Diabetes strikes when your in your mid-30’s… thats a shitter…. the symptoms are very scary, your vision goes crazy, you have an uncontrollable thirst which leads to numerous ‘comfort breaks’ every hour…  plus several other symptoms including fatigue, lack of patience. My worst experience was the thirst though, it was a painless aggressive torment, drinking pints of water and still feeling thirsty, not being able to pour the liquid down your neck fast enough and wanting more, more, more, more…. Then it was hit the toilets to get rid of some. Thirst is thirst when you consider drinking your own piss as it is hitting the toilet water – I mean WTAF!

I signed myself up to the gym within a week of getting my blood sugars under control and have been visiting 3-5 times per week ever since. The exercise helps mentally as well as physically but I was still struggling with losing the weight and keeping the weight off. I started to buy the slimming world meals from Iceland and watched portion control, so I thought I was doing everything I should be doing and then I would hit a wall and have a ‘treat’ at the weekend – this would consist of several bags of crisps and chocolate bars, washed down with a few bottles of beer. I would get these ‘breaks’ once a month or so, (this was my time of the month) and although it is good to have a treat, I would always go a treat too far!

This was definitely a control problem, I would tell myself no but everything else would say yes… the evil twisted bastards!

My greed pointed to one thing and one thing only. My Brain. Previous diets told me, I could eat this and eat that but never gave any constructive feedback, you know, like a kick in the bollocks. NO! Previous diets (and I tried several of them) did one thing… starve me till my next meal.

My brain was always telling me, you are hungry, go and eat something you fat lump. Come’on you greedy git, dont forget to shovel it down with a few bottles of beer.

My brain needed the whipping not my gut… and now……………. I am in control of my brain. I dont have the ‘munchies’ or the ‘lets have another treat’ anymore. Yes. I still have a treat but, it is A treat and not SEVERAL treats. And, I would rather my treat be a piece of fruit and occasionally a chocolate bar and this is because of one reason, I have learned to train my brain!

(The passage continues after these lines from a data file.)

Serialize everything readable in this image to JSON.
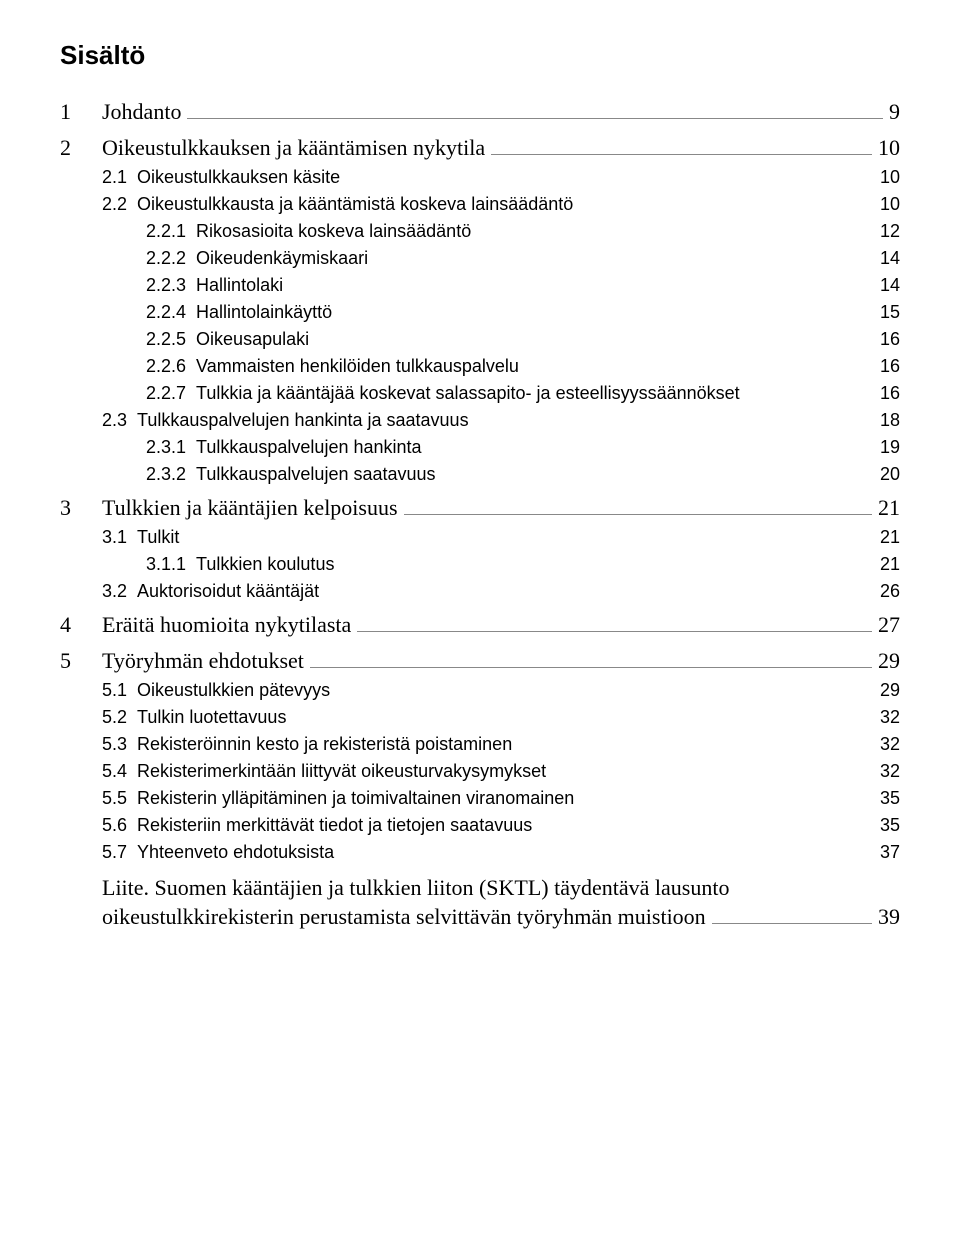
{
  "title": "Sisältö",
  "chapters": [
    {
      "num": "1",
      "title": "Johdanto",
      "page": "9",
      "subs": []
    },
    {
      "num": "2",
      "title": "Oikeustulkkauksen ja kääntämisen nykytila",
      "page": "10",
      "subs": [
        {
          "num": "2.1",
          "title": "Oikeustulkkauksen käsite",
          "page": "10",
          "level": 1
        },
        {
          "num": "2.2",
          "title": "Oikeustulkkausta ja kääntämistä koskeva lainsäädäntö",
          "page": "10",
          "level": 1
        },
        {
          "num": "2.2.1",
          "title": "Rikosasioita koskeva lainsäädäntö",
          "page": "12",
          "level": 2
        },
        {
          "num": "2.2.2",
          "title": "Oikeudenkäymiskaari",
          "page": "14",
          "level": 2
        },
        {
          "num": "2.2.3",
          "title": "Hallintolaki",
          "page": "14",
          "level": 2
        },
        {
          "num": "2.2.4",
          "title": "Hallintolainkäyttö",
          "page": "15",
          "level": 2
        },
        {
          "num": "2.2.5",
          "title": "Oikeusapulaki",
          "page": "16",
          "level": 2
        },
        {
          "num": "2.2.6",
          "title": "Vammaisten henkilöiden tulkkauspalvelu",
          "page": "16",
          "level": 2
        },
        {
          "num": "2.2.7",
          "title": "Tulkkia ja kääntäjää koskevat salassapito- ja esteellisyyssäännökset",
          "page": "16",
          "level": 2
        },
        {
          "num": "2.3",
          "title": "Tulkkauspalvelujen hankinta ja saatavuus",
          "page": "18",
          "level": 1
        },
        {
          "num": "2.3.1",
          "title": "Tulkkauspalvelujen hankinta",
          "page": "19",
          "level": 2
        },
        {
          "num": "2.3.2",
          "title": "Tulkkauspalvelujen saatavuus",
          "page": "20",
          "level": 2
        }
      ]
    },
    {
      "num": "3",
      "title": "Tulkkien ja kääntäjien kelpoisuus",
      "page": "21",
      "subs": [
        {
          "num": "3.1",
          "title": "Tulkit",
          "page": "21",
          "level": 1
        },
        {
          "num": "3.1.1",
          "title": "Tulkkien koulutus",
          "page": "21",
          "level": 2
        },
        {
          "num": "3.2",
          "title": "Auktorisoidut kääntäjät",
          "page": "26",
          "level": 1
        }
      ]
    },
    {
      "num": "4",
      "title": "Eräitä huomioita nykytilasta",
      "page": "27",
      "subs": []
    },
    {
      "num": "5",
      "title": "Työryhmän ehdotukset",
      "page": "29",
      "subs": [
        {
          "num": "5.1",
          "title": "Oikeustulkkien pätevyys",
          "page": "29",
          "level": 1
        },
        {
          "num": "5.2",
          "title": "Tulkin luotettavuus",
          "page": "32",
          "level": 1
        },
        {
          "num": "5.3",
          "title": "Rekisteröinnin kesto ja rekisteristä poistaminen",
          "page": "32",
          "level": 1
        },
        {
          "num": "5.4",
          "title": "Rekisterimerkintään liittyvät oikeusturvakysymykset",
          "page": "32",
          "level": 1
        },
        {
          "num": "5.5",
          "title": "Rekisterin ylläpitäminen ja toimivaltainen viranomainen",
          "page": "35",
          "level": 1
        },
        {
          "num": "5.6",
          "title": "Rekisteriin merkittävät tiedot ja tietojen saatavuus",
          "page": "35",
          "level": 1
        },
        {
          "num": "5.7",
          "title": "Yhteenveto ehdotuksista",
          "page": "37",
          "level": 1
        }
      ]
    }
  ],
  "appendix": {
    "line1": "Liite. Suomen kääntäjien ja tulkkien liiton (SKTL) täydentävä lausunto",
    "line2": "oikeustulkkirekisterin perustamista selvittävän työryhmän muistioon",
    "page": "39"
  }
}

Last year, I completed the F15 weight management program. A 15 day program that taught me how to do things right. A weight management program NOT a diet. No starving, no pressures, a nice easy to complete course, and in the 15 days, I lost a little over a stone and 2.5inches around my waist.

After completing the 15 days, I was able to continue on my own because I understood what I needed to do and trained my brain not starve my stomach.

Since the pandemic hit us, I was on furlough leave for 9 weeks and have been working from home prior and since. Temptation has been there all the time but I have NOT been tempted!

I revisited the F15 a couple of months ago – mainly to give myself a boost and I lost just under 1 stone and another 1.7 inches off my waist. Since completing the second course, I have lost a further 19 pounds on my own – easily. Still doing the same things, my brain controls what I put down my throat and my body takes me to the gym, and I still have the odd treat.

I have lost over 3 stone in the last 18 months, I have done this nice and slowly without rushing it off to put it back on again, and I plan to lose at least another 3 stone over the next 18 months. This I know I can do, and the reason for this, is being put on the right path with this scientifically produced weight management program.

I am happy to lose the weight slowly, because I am not putting it back on, I feel more energy, I am more positive and I can do more things both mentally and physically which I couldnt necessarily do 2 years ago.

I will be completing another F15 within the next couple of months because it gives me that boost and gives my brain that mental refresher.